Call it progress, Apple style. Technically, the new model Apple introduced, called the iPod nano, is a knockout, thinner than a pencil and weighing so little you could carry it all day and mistake it for the three Wheat Thins you stuck in your pocket after lunch. It's also the first medium-capacity iPod that uses chip-based memory storage instead of a tiny hard drive. Tossing the nano into a backpack 365 times won't harm it a bit.
The larger-capacity iPod nano has 4 gigabytes of chip-based memory; the other model has 2 gigabytes. Both can be used as ultra-portable drives just like iPods of old, but the 4-gigabyte version is better suited for that kind of use. (You simply plug an iPod into your computer's accessory port, treat it like a hard drive and even boot from it if your computer is a Mac. Some iPods use a FireWire port and others, including the nano, use a USB port.)

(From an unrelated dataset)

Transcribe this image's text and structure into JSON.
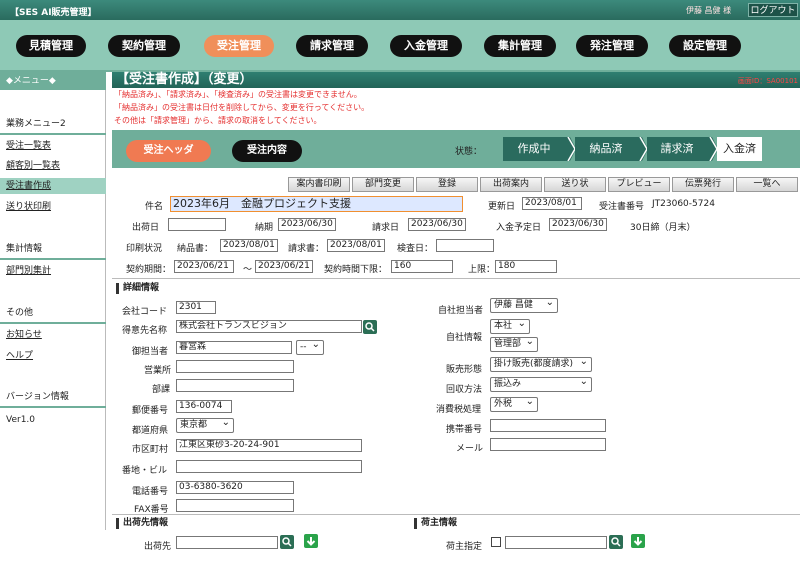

Apple also introduced a cell phone that has an iPod built in, more or less. The cell phone/iPod, the ROKR ("rocker," of course), is made by Motorola and is available only to Cingular customers. It costs $249 if you sign up for two years of Cingular service.
The ROKR seems underwhelming, perhaps because it actually IS underwhelming. It can only store 100 songs and won't let you buy music by cellular carrier from the iTunes store. You have to synchronize the ROKR's music content by connecting a cable from the phone to your computer (Windows or Mac). Surely Apple and Motorola will come up with a revised model next year that does all this wirelessly.
Back to the iPod nano. Apple's fascination with lower-case names notwithstanding (the company has a Mac mini and an iPod mini in addition to the iPod nano), the nano has all the functionality of the iPod mini, including the clever click wheel for navigating your music, notes and calendar.
The nano is also a photo viewer, storing thousands of pictures. Although the color screen is small, photos look gorgeous. You can show individual pictures or run a slide show.
A couple of Web sites devoted to the secret workings of iPods have reported that the nano has what seems to be a built-in recording function so you can capture FM broadcasts (with an accessory FM tuner) or voice notes (with a suitable accessory microphone). Accessories of that kind are popular with older iPods. (Apple is always coy about extra functions it builds into iPod models, for reasons no one can figure out.)
The nano's sound quality should be better than any of the older, hard-drive based iPods, too. Apple changed the audio circuitry for lower battery consumption and higher audio fidelity. In the first model that got that change, the iPod shuffle, the improvement was dramatic.
Apple's iPod family ranges from the shuffle, a stick-of-gum size player with up to 1 gigabyte of memory, to very-high-capacity iPods with hefty hard drives built in. Software that comes with iPods, called iTunes, works with both Apple OS X Macintosh computers and Windows PCs.
When you plug the player into your computer, the software automatically synchronizes music already stored on the computer with the contents of the player. Calendars on Macs and Windows PCs are also synchronized automatically.